Reclaiming space often starts small. For example, saying no when you mean no. Blocking out time for yourself like you would any other commitment. It also means learning what is happening to your body and understanding your normal. Once you understand that, you can speak up sooner, make confident choices, and stop feeling like you have to handle everything alone.


Talking also helps, especially with your partner. Menopause is a perfect moment to name what you need, discuss what is changing, and what’s next for you both. And once the noise quietens, it can be the perfect time to ask what really matters now. 

Start by noticing three moments of joy each day. Some days it might be something big, like a celebration. Other days it might be as small as a good cup of coffee after a tough conversation. Talk – whether it’s to friends, family, a coach or a medical professional. Add in a little movement you actually enjoy, time outdoors, and a moment to think about the future. 

Ask yourself:

  • What made me smile today, big or small?
  • How do I want the next chapter of my life to feel? 
  • What first step could I take towards that?
  • What gives me energy, and what drains me? 
  • Which values matter most to me right now?
  • If I slowed down, what new thing would I love to try?

Midlife can feel like it strips everything back – energy, roles, even confidence. But that clearing can also make space for something new. The children grow, careers shift, and the body slows you down just enough to make you look around. And in that pause, there is the chance to ask “what do I want the next decades to look like?”

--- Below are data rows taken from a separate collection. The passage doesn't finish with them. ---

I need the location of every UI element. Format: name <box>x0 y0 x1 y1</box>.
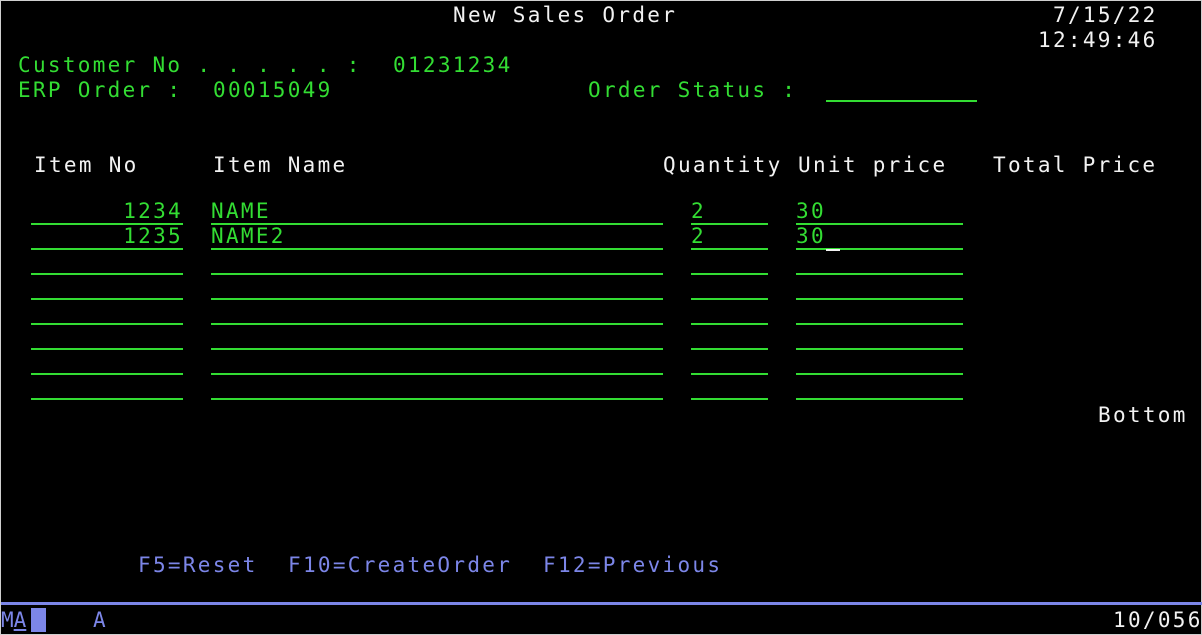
item-no-field[interactable] <box>31 375 183 400</box>
unit-price-field[interactable] <box>796 250 963 275</box>
unit-price-field[interactable]: 30 <box>796 200 963 225</box>
column-header-item-no: Item No <box>34 153 139 177</box>
item-no-field[interactable] <box>31 275 183 300</box>
order-status-field[interactable] <box>826 77 977 102</box>
fkey-f10-create-order[interactable]: F10=CreateOrder <box>288 553 512 578</box>
column-header-unit-price: Unit price <box>798 153 948 177</box>
quantity-field[interactable] <box>691 325 768 350</box>
item-name-field[interactable] <box>211 350 663 375</box>
item-no-field[interactable] <box>31 350 183 375</box>
fkey-f5-reset[interactable]: F5=Reset <box>138 553 258 578</box>
status-line-divider <box>1 602 1202 605</box>
terminal-screen: New Sales Order 7/15/22 12:49:46 Custome… <box>0 0 1202 635</box>
item-name-field[interactable] <box>211 375 663 400</box>
quantity-field[interactable]: 2 <box>691 225 768 250</box>
oia-mode-a: A <box>13 608 27 632</box>
unit-price-field[interactable] <box>796 300 963 325</box>
column-header-item-name: Item Name <box>213 153 348 177</box>
oia-mode-indicator: MA <box>1 608 26 633</box>
quantity-field[interactable] <box>691 350 768 375</box>
unit-price-field[interactable] <box>796 275 963 300</box>
item-name-field[interactable]: NAME <box>211 200 663 225</box>
item-name-field[interactable] <box>211 325 663 350</box>
cursor-position: 10/056 <box>1113 608 1202 632</box>
quantity-field[interactable] <box>691 300 768 325</box>
quantity-field[interactable] <box>691 275 768 300</box>
item-no-field[interactable]: 1234 <box>31 200 183 225</box>
item-name-field[interactable] <box>211 300 663 325</box>
item-no-field[interactable] <box>31 250 183 275</box>
item-name-field[interactable] <box>211 250 663 275</box>
oia-mode-m: M <box>1 608 14 632</box>
item-name-field[interactable]: NAME2 <box>211 225 663 250</box>
order-status-label: Order Status : <box>588 78 798 102</box>
oia-keyboard-block <box>31 608 46 632</box>
unit-price-field[interactable] <box>796 375 963 400</box>
item-name-field[interactable] <box>211 275 663 300</box>
system-date: 7/15/22 <box>1053 3 1158 27</box>
column-header-total-price: Total Price <box>993 153 1158 177</box>
customer-no-value: 01231234 <box>393 53 513 77</box>
quantity-field[interactable]: 2 <box>691 200 768 225</box>
customer-no-label: Customer No . . . . . : <box>18 53 362 77</box>
item-no-field[interactable]: 1235 <box>31 225 183 250</box>
system-time: 12:49:46 <box>1038 28 1158 52</box>
quantity-field[interactable] <box>691 375 768 400</box>
unit-price-field[interactable]: 30 <box>796 225 963 251</box>
column-header-quantity: Quantity <box>663 153 783 177</box>
oia-input-indicator: A <box>93 608 108 632</box>
erp-order-label: ERP Order : <box>18 78 183 102</box>
fkey-f12-previous[interactable]: F12=Previous <box>543 553 722 578</box>
quantity-field[interactable] <box>691 250 768 275</box>
scroll-indicator: Bottom <box>1098 403 1188 427</box>
unit-price-field[interactable] <box>796 350 963 375</box>
unit-price-field[interactable] <box>796 325 963 350</box>
erp-order-value: 00015049 <box>213 78 333 102</box>
screen-title: New Sales Order <box>453 3 678 27</box>
item-no-field[interactable] <box>31 325 183 350</box>
item-no-field[interactable] <box>31 300 183 325</box>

For many women this becomes a turning point rather than an ending. Old rules start to fall away. We care less about what others think, are less willing to put up with what no longer fits. There is a new honesty about what matters and what doesn’t. Some women rediscover long-forgotten joys, others try things they never had time for before.

It is a moment to reset, to live more by choice than by habit. A time to claim space for yourself, to look forward again, and build a life that feels like it truly belongs to you.